401k and child support
February 3, 2012 10:30 AM   Subscribe

Asking for a friend: If I liquidate my 401k, will the IRS take the money for back child support? How about for student loans?
posted by rockhopper to Work & Money (5 answers total)
 
Lawyer. Accountant. Probably both.

Metafilter knows nothing of your friends depth of arrears, etc. Tell your friend to contact a professional qualified to offer advice.
posted by bilabial at 10:50 AM on February 3, 2012 [1 favorite]


I have no substantive first hand knowledge (indirect only ) re: this issue but I am guessing yes unless the 401K is moved to some other qualified pension instrument. Liquidate suggests early with drawl with tax and early termination penalty. I am having a hard time imaging why one would think it would not be treated as any other cash asset in the case of liquidation.
posted by rmhsinc at 10:54 AM on February 3, 2012


IANAL, but I can answer the question, as it pertains to child support, unequivocally (but only for Texas) yes. Yes they will. But it's not the IRS that takes it, it's the state.
posted by holdkris99 at 11:05 AM on February 3, 2012


Former divorce lawyer here. IANYL.

MoonOrb has the correct answer but you need to know a couple of things. First, what happens is that once or twice a year, your state child support recovery unit will certify a list of delinquent support payors to the IRS. It is not a "real time " sort if communication and it also generally requires that the state be "enforcing" your order, which may or may not be automatic depending on where you live. generally there's a dollar threshold the delinquency has to hit to get on the list the state sends to the IRS.

Second, it's really easy to get an order allowing a support recipient to grab money directly from a 401(k) or other defined contribution account even if you do not withdraw it first.

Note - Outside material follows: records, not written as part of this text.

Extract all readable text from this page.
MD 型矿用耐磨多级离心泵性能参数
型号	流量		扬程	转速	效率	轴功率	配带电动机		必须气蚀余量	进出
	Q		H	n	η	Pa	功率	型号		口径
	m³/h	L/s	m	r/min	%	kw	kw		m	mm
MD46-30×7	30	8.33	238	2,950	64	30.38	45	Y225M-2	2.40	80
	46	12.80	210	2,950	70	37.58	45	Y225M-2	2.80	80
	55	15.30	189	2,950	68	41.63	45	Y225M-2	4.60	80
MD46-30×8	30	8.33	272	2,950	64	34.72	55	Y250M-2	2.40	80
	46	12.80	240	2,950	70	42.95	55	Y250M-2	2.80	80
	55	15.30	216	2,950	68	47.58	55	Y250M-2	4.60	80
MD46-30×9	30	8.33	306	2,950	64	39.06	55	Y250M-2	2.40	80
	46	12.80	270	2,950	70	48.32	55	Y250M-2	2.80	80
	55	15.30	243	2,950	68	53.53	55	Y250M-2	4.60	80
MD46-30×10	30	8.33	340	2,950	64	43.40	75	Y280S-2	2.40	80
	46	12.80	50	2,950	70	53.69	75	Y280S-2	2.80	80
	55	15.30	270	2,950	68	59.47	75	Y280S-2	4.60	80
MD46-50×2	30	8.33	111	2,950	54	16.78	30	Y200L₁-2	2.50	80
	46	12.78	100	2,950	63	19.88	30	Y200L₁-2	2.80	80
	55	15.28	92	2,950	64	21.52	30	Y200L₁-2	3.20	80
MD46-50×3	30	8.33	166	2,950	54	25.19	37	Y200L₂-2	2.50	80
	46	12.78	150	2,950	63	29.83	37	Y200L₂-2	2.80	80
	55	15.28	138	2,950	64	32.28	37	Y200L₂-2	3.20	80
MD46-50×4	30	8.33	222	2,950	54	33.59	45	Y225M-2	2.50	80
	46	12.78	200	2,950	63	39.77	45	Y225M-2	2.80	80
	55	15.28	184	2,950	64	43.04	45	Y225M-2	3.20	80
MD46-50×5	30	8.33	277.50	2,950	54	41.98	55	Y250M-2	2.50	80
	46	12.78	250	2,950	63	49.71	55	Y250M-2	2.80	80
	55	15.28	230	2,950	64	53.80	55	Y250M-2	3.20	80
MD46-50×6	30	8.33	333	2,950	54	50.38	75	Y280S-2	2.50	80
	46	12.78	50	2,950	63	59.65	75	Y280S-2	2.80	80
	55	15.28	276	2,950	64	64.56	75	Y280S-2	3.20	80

The really big down side to this is that YOU will be the one who gets the tax hit on these funds, not the recipient.

When I was in practice, I did this all the time, so don't feel the funds are out of reach just because the funds are in a tax qualified account like a 401k.
posted by webhund at 12:07 PM on February 5, 2012


Sorry. My post should say "your friend" not "you."

And in further rereading, the treasury offset program generally only applies to federal payments such as tax refunds and social security benefits as moonorb said, not withdrawals of 401k accounts.